Em meio à pandemia, milhares de docentes foram demitidos de universidades privadas em São Paulo e relatam precarização e depressão
“A palavra que melhor define meu momento é desespero”, conta Horácio*, professor da Universidade Anhembi Morumbi, em São Paulo, do grupo Laureate, referindo-se à redução de 75% das suas horas de trabalho no atual semestre letivo.
Com mais de oito anos de Anhembi, o professor desabafou em julho num e-mail enviado ao Sindicato dos Professores de São Paulo (Sinpro). “A redução de 24 para seis horas-aula torna o meu sustento inviável, visto que minha única fonte de renda é a Anhembi. É cruel…”.
Enzo*, professor de outra universidade do grupo Laureate, a FMU, passou de 21 horas semanais no último semestre para apenas três horas. Ele diz que a maioria dos professores está nessa situação. “Nós estamos recebendo em média R$ 500 por mês”.
A redução das horas de trabalho é um dos aspectos de um movimento do ensino superior privado que Celso Napolitano, representante do Sinpro, chamou de “imoral, mas legal”. Napolitano argumenta que cortes de hora-aula e demissões estão ocorrendo em outras universidades privadas país afora. Na Universidade Nove de Julho (Uninove), cerca de 500 docentes foram demitidos no primeiro semestre do ano.
Em uma reunião on-line presenciada pela reportagem, professores contaram sobre a indigesta surpresa que foi saber da demissão por uma mensagem de pop-up na tela do computador ao acessar o sistema. “É emocionalmente pesado, depois de tantos anos trabalhando lá”, contou um deles, sob anonimato.
Desde abril, o Sinpro contabilizou mais de 1.600 demissões de professores em universidades de São Paulo, todas em meio à pandemia de coronavírus. Negociando com as universidades a situação trabalhista dos docentes, o diretor do Sinpro confessa estar angustiado com “a precarização do ensino superior privado”, sobretudo com o aumento do uso de educação a distância (EAD). Para Napolitano, a pandemia é uma desculpa para reestruturação e maximização de lucros.
Como justificativa, as universidades citam a redução de alunos matriculados, o aumento da evasão escolar e a inadimplência durante a pandemia.

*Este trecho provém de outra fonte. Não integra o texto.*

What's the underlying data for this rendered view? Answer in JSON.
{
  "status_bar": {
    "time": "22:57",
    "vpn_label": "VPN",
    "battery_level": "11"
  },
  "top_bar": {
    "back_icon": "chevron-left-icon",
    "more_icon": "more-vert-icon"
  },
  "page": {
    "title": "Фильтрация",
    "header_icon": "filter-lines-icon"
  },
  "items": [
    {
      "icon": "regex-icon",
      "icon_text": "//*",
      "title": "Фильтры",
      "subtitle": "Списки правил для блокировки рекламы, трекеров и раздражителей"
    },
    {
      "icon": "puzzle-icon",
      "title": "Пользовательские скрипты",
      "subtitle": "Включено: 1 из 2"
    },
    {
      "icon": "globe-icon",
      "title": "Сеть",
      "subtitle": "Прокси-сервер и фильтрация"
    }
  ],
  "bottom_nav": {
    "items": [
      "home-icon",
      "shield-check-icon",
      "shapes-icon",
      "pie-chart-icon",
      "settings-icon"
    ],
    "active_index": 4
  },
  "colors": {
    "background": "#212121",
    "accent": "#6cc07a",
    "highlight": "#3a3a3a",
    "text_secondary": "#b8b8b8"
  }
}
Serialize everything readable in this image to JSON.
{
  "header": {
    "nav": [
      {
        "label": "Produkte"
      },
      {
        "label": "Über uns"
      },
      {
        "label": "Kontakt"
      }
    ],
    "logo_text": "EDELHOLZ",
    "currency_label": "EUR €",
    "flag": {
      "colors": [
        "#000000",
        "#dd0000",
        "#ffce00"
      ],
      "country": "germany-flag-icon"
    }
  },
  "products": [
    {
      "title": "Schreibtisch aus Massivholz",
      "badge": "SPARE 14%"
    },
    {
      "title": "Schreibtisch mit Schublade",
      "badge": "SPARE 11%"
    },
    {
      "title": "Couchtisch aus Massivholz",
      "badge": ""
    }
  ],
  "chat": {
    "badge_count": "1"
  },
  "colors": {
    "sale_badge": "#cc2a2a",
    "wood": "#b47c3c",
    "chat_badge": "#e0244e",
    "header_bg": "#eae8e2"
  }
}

Para o docente Horácio, não está provado que “houve redução do número de matrículas que justificasse a redução na carga horária dos professores” da Anhembi, por exemplo.
“Se a instituição não comprovar a redução do número de alunos matriculados, ela tem que manter o salário do professor”, diz Napolitano, que avalia que as situações serão tratadas individualmente.
Evaristo*, outro professor da FMU, desde 2012 na instituição, tem mais de quatro anos de remuneração não recebidas por horas extras em atividades de dependência (Dep) e adaptação (Adap). Não bastasse a situação, recebeu em julho e agosto R$ 48 de salário —quando deveria ter recebido perto de R$ 800. Ele conta que fez greve por 12 dias até a situação ser encaminhada para uma resolução da universidade.
O docente acredita que será demitido como retaliação ao final do semestre por ter protestado com coordenadores em grupos de WhatsApp e avisado alunos da disciplina. “Os alunos ficaram três semanas sem minhas aulas e eles colocaram um professor de outra área, que não sabia o que fazer”, afirma.
A Pública já denunciou, no caso da Laureate, que, sem que alunos soubessem, houve uso de robôs no lugar de professores para correções de atividades EAD, fraudes em atas para reconhecimento de cursos e demissões em massa para contratação de profissionais por salários menores, chamados de tutores.
* Os nomes foram alterados a pedido dos entrevistados.